Increasing data show that the severity of SARS-CoV-2 infection is gender-related [12]. Two studies have reported a higher rate of severe cases in adult men compared with women, with rates ranging from 58–67% [13, 14]. A retrospective cohort study in China also showed that male gender is a major risk factor for higher disease severity and mortality [15]. This association of male gender with disease severity and high mortality may be explained by high expression of type 2 angiotensin converting enzyme (ACE2) and serine-protease TMPRSS2 in male patients, which are two major host proteins involved in cell–virus entry and in triggering the viral cell cycle. Previous studies of SARS-CoV-2 showed that only serine-protease TMPRSS2 is essential for viral spread and pathogenesis [16, 17]. In addition, estrogen can enhance TMPRSS2 expression through the binding of their respective receptors to their responsive elements because the androgen-responsive element is the only known transcription promoter for TMPRSS2 [12]. Data from murine models showed that androgenic control of TMPRSS2 expression is also maintained in lung tissue [18]. Therefore, male patients with COVID-19 have a possibility of more severe lung injury resulting from SARS-CoV-2 infection. In the present study, we found that male COVID-19 patients had a higher possibility of HFNC failure, which was consistent with the tendency toward more severe disease and higher mortality in male patients with COVID-19 [4, 5, 14, 19, 20]. This higher possibility of HFNC failure may be because of the greater disease severity and poorer tolerance to HFNC treatment in male patients, especially older male patients. Thus, early monitoring with high-quality supportive care is needed for these patients, and HFNC treatment should be implemented as early as possible to avoid treatment delay for older male patients with COVID-19 at high risk.

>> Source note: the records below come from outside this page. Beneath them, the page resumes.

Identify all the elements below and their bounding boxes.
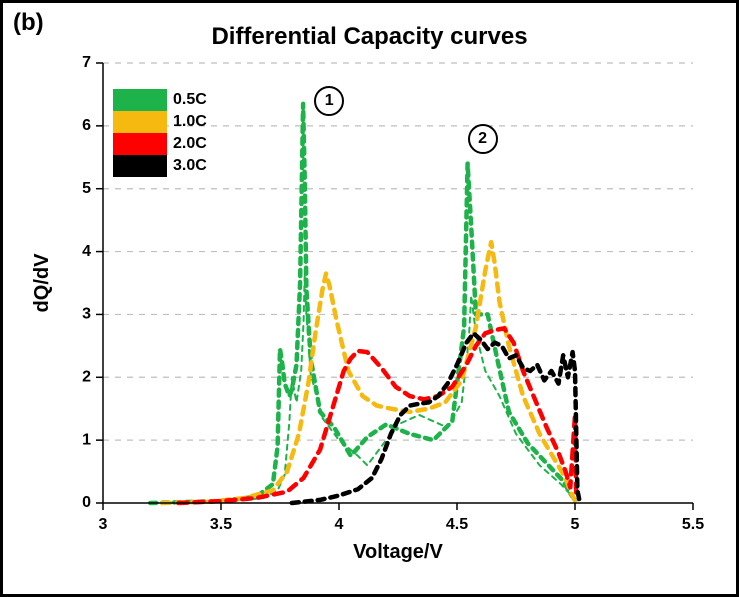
legend-label: 2.0C <box>173 135 207 153</box>
legend-item: 3.0C <box>113 155 207 177</box>
series-0.5C-thick <box>150 104 575 503</box>
legend-item: 2.0C <box>113 133 207 155</box>
ytick-label: 3 <box>82 306 91 323</box>
ytick-label: 5 <box>82 180 91 197</box>
xtick-label: 3.5 <box>210 516 232 533</box>
ytick-label: 2 <box>82 369 91 386</box>
annotation-2: 2 <box>468 124 498 154</box>
xtick-label: 4.5 <box>446 516 468 533</box>
legend-swatch <box>113 111 167 133</box>
legend: 0.5C 1.0C 2.0C 3.0C <box>113 89 207 177</box>
xtick-label: 3 <box>99 516 108 533</box>
y-axis-label: dQ/dV <box>31 253 53 313</box>
xtick-label: 4 <box>335 516 344 533</box>
legend-label: 3.0C <box>173 157 207 175</box>
xtick-label: 5.5 <box>682 516 704 533</box>
series-0.5C-thin <box>162 270 580 503</box>
legend-item: 1.0C <box>113 111 207 133</box>
legend-item: 0.5C <box>113 89 207 111</box>
legend-label: 0.5C <box>173 91 207 109</box>
ytick-label: 6 <box>82 117 91 134</box>
legend-label: 1.0C <box>173 113 207 131</box>
ytick-label: 7 <box>82 54 91 71</box>
figure-panel: { "panel_label": "(b)", "title": "Differ… <box>0 0 739 597</box>
legend-swatch <box>113 89 167 111</box>
series-1.0C <box>162 242 575 503</box>
series-3.0C <box>292 333 580 503</box>
legend-swatch <box>113 155 167 177</box>
x-axis-label: Voltage/V <box>353 541 443 563</box>
xtick-label: 5 <box>571 516 580 533</box>
ytick-label: 4 <box>82 243 91 260</box>
legend-swatch <box>113 133 167 155</box>
ytick-label: 1 <box>82 431 91 448</box>
ytick-label: 0 <box>82 494 91 511</box>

We also found that low PaO2/FiO2 was an independent risk factor significantly associated with HFNC failure. Increasing evidence shows that patients with severe COVID-19 are characterized by classic ARDS, as indicated by the signs of dyspnea and decreased PaO2/FiO2 [4, 5, 14, 19–22]. Indeed, from a therapy perspective, positive end-expiratory pressure (PEEP) ventilation is optimally used to increase functional residual capacity and open collapsed alveoli, thereby improving ventilation–perfusion matching and reducing intrapulmonary shunting, as well as improving lung compliance and thus, reducing respiratory load. In addition, PEEP assists respiratory muscles during inspiration, reducing the work of breathing and dyspnea. From a theoretical and physiological point of view, HFNC may also be beneficial in patients with ARDS. However, HFNC is only a “partial support” therapy. This is mainly because HFNC generates only a small positive pressure spike at end-expiration that depends on the nasal airflow and the extent of mouth opening. HFNC appears to improve oxygenation primarily by flushing the nasal airspaces, reducing anatomical dead space. As such, HFNC does not sufficiently address the underlying pathology of ARDS, such as the ventilation–perfusion mismatch caused by atelectasis or consolidation in the dependent areas when patients are supported with HFNC [23]. Therefore, HFNC is more likely to be unsuccessful when used in COVID-19 patients with low PaO2/FiO2. A recent study showed that HFNC alone could be offered for mild cases (PaO2/FiO2 between 200 mmHg and 300 mmHg) [22]. Therefore, COVID-19 patients with severe ARDS are not appropriate candidates for HFNC [24], and invasive ventilation is an optimal choice. This is because invasive ventilation may result in better physiological effects on ventilation–perfusion mismatch and greater homogeneity in ARDS mechanics during positive pressure support [24].